Monday, October 10, 2005

Sure is a purdy lookin' fella

wha?Well.

That was unexpected.

I went to see Serenity at the weekend, like all good Joss fans bumping up the take. Actually, I went twice. But at different cinemas in different cities so no-one realised I was being a menky geek. I should probably point out I was in different cities on account of travelling for work (i.e. the second viewing is on expenses).

I was late to the Firefly fan party, seeing as the phrase "Western in space" just makes me think of gou-su like Star Trek. Then when I did fall for Firefly, I fell hard. But not for any one character, or any particular pairing, just for the whole gorram set-up and story-telling. Not one of the characters got me all tingling, or caused hot and sweaty thoughts about their nekkidity. This was, I thought, a sign of my own growth and maturity. Hells, even Spike doesn't cause the same naughty thoughts as he used to. See, growth and maturity. No more crushes on fictional characters for me.

So I'm a bit surprised to discover I have developed a crush on Mal. Course, he's a bit nastier in the film and thus appealing to the side of me that likes men with dark violent thoughts but still...

(Although the nekkidity still ain't appealing. Semi-clothed. Semi-clothed is good...)

Tuesday, October 04, 2005

Three Deep

pimpage for Three Deep, the multi-universe, multi-programme, mutli-lovered, multi-everything virtual season by alira, Barb C, Cyn, Dori, dutchbuffy, Kalima, Klytaimnestra, macha, pip and Sylvia. Yep, that's one heck of a writing team.

Tuesday, September 27, 2005

extra pimpage

My pal Mags's novel is now available via both amazon dot co dot uk and amazon dot com at the very fair prices of UKP9.02 and USD12.21. Eligible for free delivery and despatched in 24 hours.

What's that? Why buy it? It is not Buffy, Angel, Spire nor anything Whedonesque...?

It's set in the Boxer Rebellion and was provoked by watching Fool for Love too many times. It has kick-boxing heroines fighting it out with sabres. What more could you want?

Monday, September 26, 2005

Otters

What are you?
I'm an otter. I swim around on my back doing cute little human things with my hands.
Thank you, you're free to go. What are you?
I'm a cow--
Get on the back of the truck!
-- Bill Hicks.

Joss Whedon and Neil Gaiman in conversation. They are otters.

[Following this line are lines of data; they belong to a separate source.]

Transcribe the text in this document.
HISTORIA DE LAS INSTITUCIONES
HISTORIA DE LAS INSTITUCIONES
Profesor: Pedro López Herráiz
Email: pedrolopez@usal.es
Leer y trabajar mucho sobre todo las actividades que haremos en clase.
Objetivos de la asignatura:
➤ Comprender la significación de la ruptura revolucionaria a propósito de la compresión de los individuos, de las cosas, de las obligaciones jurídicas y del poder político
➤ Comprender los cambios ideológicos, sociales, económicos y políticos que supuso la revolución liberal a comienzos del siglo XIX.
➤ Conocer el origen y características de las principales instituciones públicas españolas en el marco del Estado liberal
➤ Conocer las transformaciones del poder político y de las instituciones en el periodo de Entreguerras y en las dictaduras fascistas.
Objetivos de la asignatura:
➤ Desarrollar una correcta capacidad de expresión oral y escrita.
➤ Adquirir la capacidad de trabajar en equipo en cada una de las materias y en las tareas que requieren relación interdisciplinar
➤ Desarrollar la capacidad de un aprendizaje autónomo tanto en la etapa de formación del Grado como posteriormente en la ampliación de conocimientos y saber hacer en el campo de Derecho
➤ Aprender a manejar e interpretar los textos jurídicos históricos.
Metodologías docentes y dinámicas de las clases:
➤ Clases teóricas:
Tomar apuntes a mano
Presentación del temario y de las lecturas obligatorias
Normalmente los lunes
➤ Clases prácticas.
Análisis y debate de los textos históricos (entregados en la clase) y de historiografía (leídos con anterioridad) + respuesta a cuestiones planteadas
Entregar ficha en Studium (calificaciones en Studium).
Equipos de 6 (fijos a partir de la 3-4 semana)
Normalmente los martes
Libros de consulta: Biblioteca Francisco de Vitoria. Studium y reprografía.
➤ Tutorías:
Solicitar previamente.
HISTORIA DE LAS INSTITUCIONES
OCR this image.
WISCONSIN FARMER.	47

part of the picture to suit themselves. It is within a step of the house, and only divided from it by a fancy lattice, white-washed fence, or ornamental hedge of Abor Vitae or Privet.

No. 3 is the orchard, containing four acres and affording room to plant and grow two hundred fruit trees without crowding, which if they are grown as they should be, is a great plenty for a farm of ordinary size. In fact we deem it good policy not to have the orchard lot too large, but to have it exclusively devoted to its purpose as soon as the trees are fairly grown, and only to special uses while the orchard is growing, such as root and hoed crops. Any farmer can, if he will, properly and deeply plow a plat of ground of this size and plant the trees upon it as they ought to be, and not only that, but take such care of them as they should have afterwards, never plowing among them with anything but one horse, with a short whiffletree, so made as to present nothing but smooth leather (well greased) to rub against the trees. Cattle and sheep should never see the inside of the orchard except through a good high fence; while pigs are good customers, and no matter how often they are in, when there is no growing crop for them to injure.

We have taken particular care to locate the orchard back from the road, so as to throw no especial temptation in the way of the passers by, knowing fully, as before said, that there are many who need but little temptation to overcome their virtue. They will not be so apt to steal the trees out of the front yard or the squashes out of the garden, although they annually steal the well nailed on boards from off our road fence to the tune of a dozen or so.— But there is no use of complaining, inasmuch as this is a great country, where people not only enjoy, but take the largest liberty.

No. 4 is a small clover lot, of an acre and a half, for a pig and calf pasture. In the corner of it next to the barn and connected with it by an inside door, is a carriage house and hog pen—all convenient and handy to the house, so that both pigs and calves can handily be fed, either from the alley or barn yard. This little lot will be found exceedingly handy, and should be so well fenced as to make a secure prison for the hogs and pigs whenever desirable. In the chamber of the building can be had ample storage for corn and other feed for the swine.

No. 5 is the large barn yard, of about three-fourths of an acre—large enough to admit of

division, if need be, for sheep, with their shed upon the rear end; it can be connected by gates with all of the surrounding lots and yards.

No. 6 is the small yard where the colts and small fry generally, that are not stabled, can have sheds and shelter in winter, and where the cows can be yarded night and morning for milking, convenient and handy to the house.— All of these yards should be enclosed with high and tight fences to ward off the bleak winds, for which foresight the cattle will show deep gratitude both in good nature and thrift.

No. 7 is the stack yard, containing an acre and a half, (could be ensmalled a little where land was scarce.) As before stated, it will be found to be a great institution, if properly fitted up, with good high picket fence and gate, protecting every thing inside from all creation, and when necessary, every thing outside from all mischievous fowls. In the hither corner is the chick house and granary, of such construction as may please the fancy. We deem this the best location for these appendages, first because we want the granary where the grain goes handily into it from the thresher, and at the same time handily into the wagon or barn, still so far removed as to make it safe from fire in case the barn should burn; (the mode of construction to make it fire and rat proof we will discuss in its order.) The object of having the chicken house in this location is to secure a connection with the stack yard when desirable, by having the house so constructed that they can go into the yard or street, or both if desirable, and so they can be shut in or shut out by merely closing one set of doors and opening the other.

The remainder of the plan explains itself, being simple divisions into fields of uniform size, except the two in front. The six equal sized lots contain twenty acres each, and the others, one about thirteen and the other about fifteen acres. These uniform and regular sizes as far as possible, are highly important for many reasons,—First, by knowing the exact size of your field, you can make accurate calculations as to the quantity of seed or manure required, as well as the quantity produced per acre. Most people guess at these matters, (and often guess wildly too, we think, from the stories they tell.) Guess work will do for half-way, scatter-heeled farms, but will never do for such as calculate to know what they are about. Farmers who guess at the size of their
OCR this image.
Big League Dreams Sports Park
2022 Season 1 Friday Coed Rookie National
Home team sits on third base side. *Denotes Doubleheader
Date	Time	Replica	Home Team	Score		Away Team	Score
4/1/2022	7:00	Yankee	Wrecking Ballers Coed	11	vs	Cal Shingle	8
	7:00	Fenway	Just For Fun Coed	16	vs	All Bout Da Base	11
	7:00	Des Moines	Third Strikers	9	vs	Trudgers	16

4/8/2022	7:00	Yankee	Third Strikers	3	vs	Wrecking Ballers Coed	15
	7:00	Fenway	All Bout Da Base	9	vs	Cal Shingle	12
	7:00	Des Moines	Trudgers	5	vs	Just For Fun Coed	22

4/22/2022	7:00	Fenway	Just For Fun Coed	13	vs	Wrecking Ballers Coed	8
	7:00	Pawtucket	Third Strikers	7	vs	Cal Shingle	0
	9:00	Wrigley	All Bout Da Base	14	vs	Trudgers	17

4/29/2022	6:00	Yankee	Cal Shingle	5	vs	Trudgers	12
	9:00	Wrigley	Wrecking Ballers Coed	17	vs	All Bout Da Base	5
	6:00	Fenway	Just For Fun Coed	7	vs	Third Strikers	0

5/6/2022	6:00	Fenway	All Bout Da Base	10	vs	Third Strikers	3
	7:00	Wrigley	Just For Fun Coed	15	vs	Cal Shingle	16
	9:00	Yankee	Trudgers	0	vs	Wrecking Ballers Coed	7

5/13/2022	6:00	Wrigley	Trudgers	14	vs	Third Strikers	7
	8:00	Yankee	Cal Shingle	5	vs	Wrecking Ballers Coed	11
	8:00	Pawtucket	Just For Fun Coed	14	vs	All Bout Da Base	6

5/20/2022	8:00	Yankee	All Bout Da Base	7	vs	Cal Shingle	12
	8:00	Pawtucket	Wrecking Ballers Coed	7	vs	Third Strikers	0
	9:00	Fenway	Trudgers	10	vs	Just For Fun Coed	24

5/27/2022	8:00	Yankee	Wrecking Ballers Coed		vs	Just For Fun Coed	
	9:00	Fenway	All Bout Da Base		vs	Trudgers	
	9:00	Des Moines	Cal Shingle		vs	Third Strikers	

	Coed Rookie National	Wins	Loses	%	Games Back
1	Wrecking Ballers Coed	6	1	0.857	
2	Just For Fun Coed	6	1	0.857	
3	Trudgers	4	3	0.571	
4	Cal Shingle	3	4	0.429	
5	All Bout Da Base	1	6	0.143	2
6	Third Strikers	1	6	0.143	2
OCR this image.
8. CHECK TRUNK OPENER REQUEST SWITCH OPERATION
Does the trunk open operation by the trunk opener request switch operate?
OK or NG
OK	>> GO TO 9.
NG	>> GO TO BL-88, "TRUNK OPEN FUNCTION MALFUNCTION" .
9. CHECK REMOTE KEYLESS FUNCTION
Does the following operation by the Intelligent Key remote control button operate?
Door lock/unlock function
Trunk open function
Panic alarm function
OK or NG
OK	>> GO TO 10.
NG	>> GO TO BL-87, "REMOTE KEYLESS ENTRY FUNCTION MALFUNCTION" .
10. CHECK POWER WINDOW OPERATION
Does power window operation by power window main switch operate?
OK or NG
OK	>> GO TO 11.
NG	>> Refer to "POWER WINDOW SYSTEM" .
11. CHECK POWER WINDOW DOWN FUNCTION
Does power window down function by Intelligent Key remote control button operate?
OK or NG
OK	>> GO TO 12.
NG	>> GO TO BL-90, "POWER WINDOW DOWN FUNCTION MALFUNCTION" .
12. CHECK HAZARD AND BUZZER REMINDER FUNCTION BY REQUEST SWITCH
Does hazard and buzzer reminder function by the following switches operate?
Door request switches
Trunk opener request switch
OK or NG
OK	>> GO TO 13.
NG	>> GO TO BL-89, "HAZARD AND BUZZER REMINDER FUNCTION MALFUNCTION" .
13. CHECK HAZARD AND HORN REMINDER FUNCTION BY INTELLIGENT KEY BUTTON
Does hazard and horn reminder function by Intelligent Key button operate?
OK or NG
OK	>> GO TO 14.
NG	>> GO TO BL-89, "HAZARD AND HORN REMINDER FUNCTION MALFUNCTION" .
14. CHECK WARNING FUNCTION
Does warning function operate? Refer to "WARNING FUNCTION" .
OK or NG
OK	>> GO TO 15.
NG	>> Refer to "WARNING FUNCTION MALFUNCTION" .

Gaiman: One of the reasons that both Joss and I can do some of the stuff that we've done over the years is because you're working in a medium in which enough stuff has simply entered popular culture that it becomes part of the vocabulary that we can deal with. The materials of fantasy, of all different kinds of fantasy, the materials of SF, the materials of horror...it's pop culture. It's tattooed on the insides of our retinas. As a result, it's something that's very easy just to use as metaphor. You don't have to explain to anybody what a vampire is. You don't have to explain the rules. Everybody knows that. They know that by the time they're five.